Februari 2010

Pertemuan Kaum Muda di Indonesia

Seorang bruder menggambarkan kunjungan singkat yang dilakukannya baru-baru ini di Indonesia.

JPEG - 20.6 ko

Dua minggu setelah acara Ziarah Iman di Manila, saya pergi ke Indonesia. Ketika saya di Jakarta, saya mengikuti acara doa bulanan di paroki St. Theresa. Sejak bertahun-tahun lamanya generasi demi generasi kaum muda di paroki ini menyelenggarakan acara doa ini. Beberapa dari mereka telah mengikuti acara Ziarah Iman di Manila. Sekitar 50 orang datang untuk ikut ambil bagian dalam acara doa tersebut; bukan hanya anggota paroki setempat tetapi juga kaum muda yang mengetahui bahwa setiap bulan diadakan acara doa dengan nyanyian dari Taizé di paroki tersebut.

Ketika doa usai, mereka yang telah ikut serta dalam acara Ziarah Iman di Manila membagikan pengalaman mereka kepada mereka yang tidak berkesempatan untuk mengikutinya. Beberapa dari mereka pernah mendapat kesempatan untuk mengikuti acara pertemùuan serupa di Jogjakarta beberapa tahun yang lalu, ketika Bruder Alois datang ke Jogjakarta untuk sebuah acara akhir pekan di sana. Sehingga dalam pemikiran mereka masa tinggal mereka di keluarga-keluarga akan kurang lebih sama seperti yang alami di Jogjakarta. Kenyataannya, apa yang mereka alami cukup berbeda. Mereka harus berpindah tempat setiap hari dari tempat di mana mereka tinggal ke pusat kegiatan di Don Bosco Makati. Pada mulanya mereka mengalami kesulitan untuk memahami sistem transportasi dan mengingat nama-nama dan tempat-tempat yang harus mereka tuju. Selanjutnya mereka terbiasa akan hal itu dan yang lebih penting ialah bahwa mereka dapat mengenal peziarah-peziarah lain yang tinggal di paroki yang sama.

Saya juga ikut ambil bagian dalam acara doa lainnya di Jakarta. Di Universitas Katholik Atma Jaya. Beberapa mahasiswanya datang ke Taizé di tahun-tahun belakangan ini. Ini adalah kali ketiga kunjungan dari seorang bruder Taizé ke kampus mereka. Acara doa tersebut dipersiapkan oleh pihak Pelayanan Rohani Kampus. Selanjutnya para mahasiswa bersama-sama membaca "Surat dari Cina"; selanjutnya mereka melalui masa hening selama 30 menit dan acara dilanjutkan dengan saling berbagi pendapat dalam kelompok-kelompok kecil.

Di kota kecil Tegal, Jawa Tengah, diadakan acara doa dengan nyanyian-nyanyian dari Taizé di TORSA Centre (Tahun Orientasi Rohani Santo Agustinus) sekali sebulan.
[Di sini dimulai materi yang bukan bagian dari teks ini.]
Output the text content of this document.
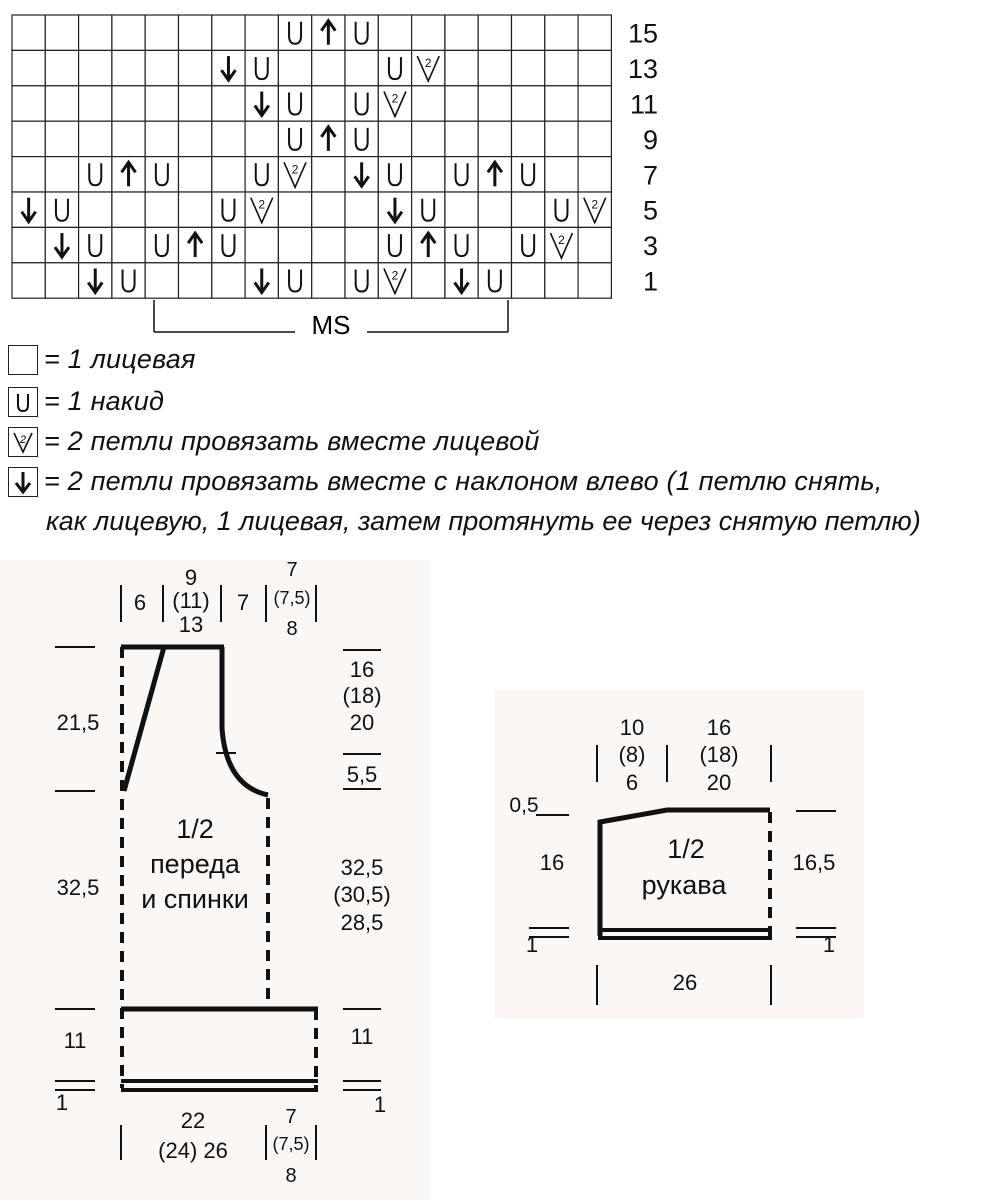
2
2
2
2	2
2
2
15
13
11
9
7
5
3
1
MS
= 1 лицевая
= 1 накид
2 = 2 петли провязать вместе лицевой
= 2 петли провязать вместе с наклоном влево (1 петлю снять,
как лицевую, 1 лицевая, затем протянуть ее через снятую петлю)
9
(11)
13
6	7
7
(7,5)
8
21,5
32,5
11
1
16
(18)
20
5,5
32,5
(30,5)
28,5
11
1
22
(24) 26
7
(7,5)
8
1/2
переда
и спинки
10
(8)
6
16
(18)
20
0,5
16
1
16,5
1
26
1/2
рукава
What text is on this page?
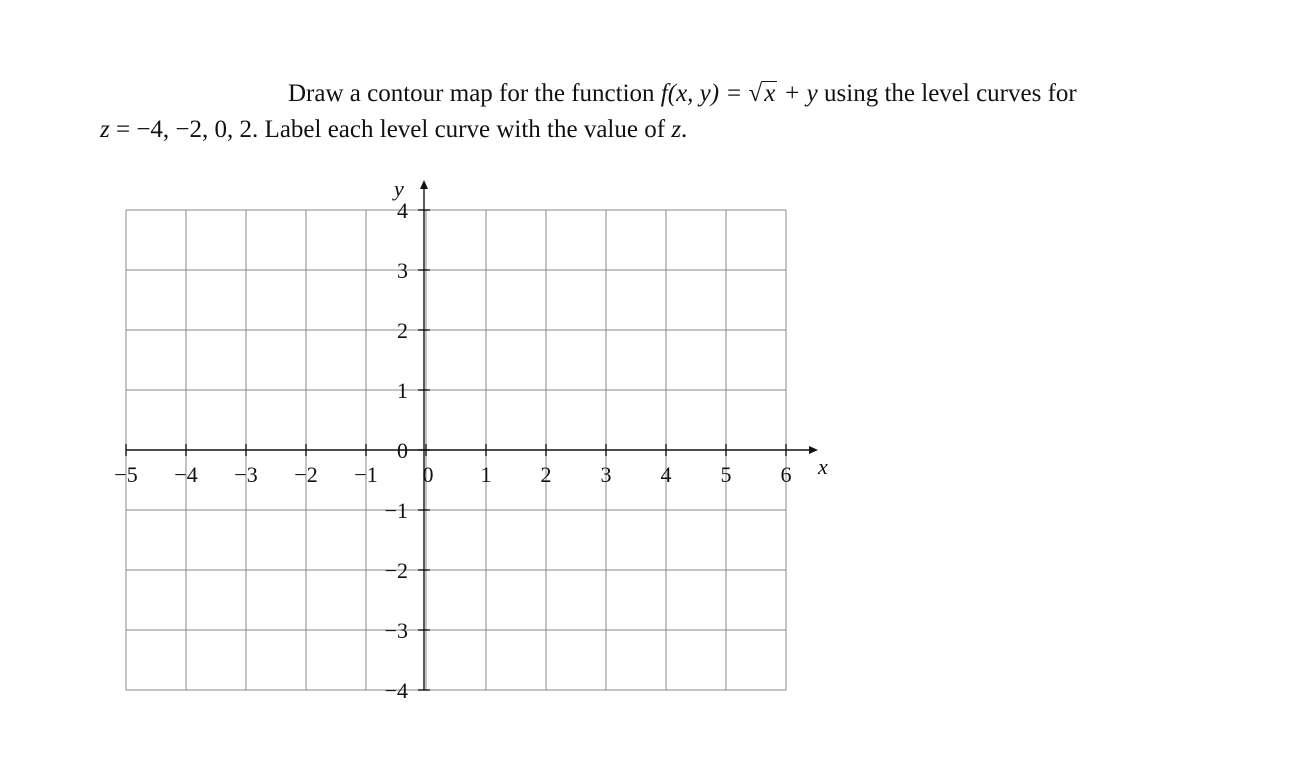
Draw a contour map for the function f(x, y) = √x + y using the level curves for
z = −4, −2, 0, 2. Label each level curve with the value of z.
−5 −4 −3 −2 −1 0 1 2 3 4 5 6
−4
−3
−2
−1
0
1
2
3
4
x
y
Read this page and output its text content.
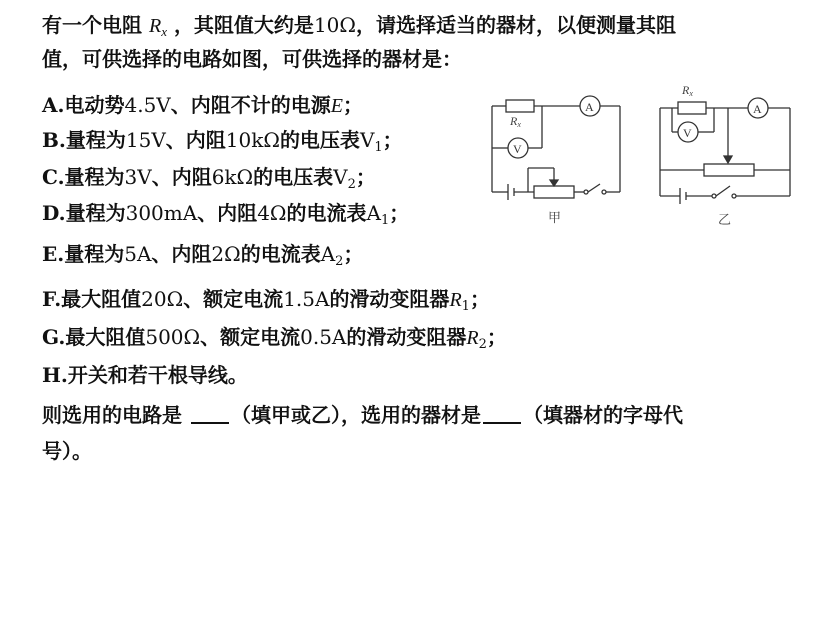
有一个电阻 $R_x$ ，其阻值大约是10Ω，请选择适当的器材，以便测量其阻
值，可供选择的电路如图，可供选择的器材是：
A.电动势4.5V、内阻不计的电源E；
B.量程为15V、内阻10kΩ的电压表$V_1$；
C.量程为3V、内阻6kΩ的电压表$V_2$；
D.量程为300mA、内阻4Ω的电流表$A_1$；
E.量程为5A、内阻2Ω的电流表$A_2$；
F.最大阻值20Ω、额定电流1.5A的滑动变阻器$R_1$；
G.最大阻值500Ω、额定电流0.5A的滑动变阻器$R_2$；
H.开关和若干根导线。
则选用的电路是 （填甲或乙），选用的器材是 （填器材的字母代
号）。
Rx
A
V
甲
Rx
A
V
乙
Gagasan untuk mengadakan acara ini datang secara spontan. Beberapa peserta datang dari Jakarta dan Bandung! Mereka yang datang dari luar kota Tegal disambut di keluarga-keluarga. Di salah satu acara doa malam sekitar 80 peserta ikut serta. Banyak di antara mereka yang belum pernah memiliki pengalaman doa dalam keheningan sebelumnya. Hari berikutnya, setelah acara doa pagi, disampaikan pemahaman Alkitab singkat dan sejenak saat hening. Selanjutnya saling berbagi pendapat dalam kelompok kecil. Apa yang dapat memberikan arahan dalam hidupku? Adakah hal-hal dalam diriku yang ingin aku ubah? Apakah makna yang terungkap dari kata “haus” bagiku? Kata lain apakah yang dapat aku gunakan untuk mengungkapkan pencarianku akan Allah? Apakah makna dari “hidup dalam kepenuhan" bagiku? “Kehausan akan kehidupan yang penuh”: apakah aku juga mengalami kehausan yang sama? Bagaimanakah kehausan ini dapat terpuaskan? …

Sesaat sebelum perayaan Ekaristi yang menjadi penutup dari acara akhir pekan tersebut, seorang dari peserta membacakan surat dari Richard, pemuda dari Haiti, yang meminta kepada semua orang untuk berdoa bagi Haiti di tiap tanggal 12 tiap bulannya; tanggal 12 Januari adalah tanggal di mana terjadi gempa bumi dahsyat di Haiti.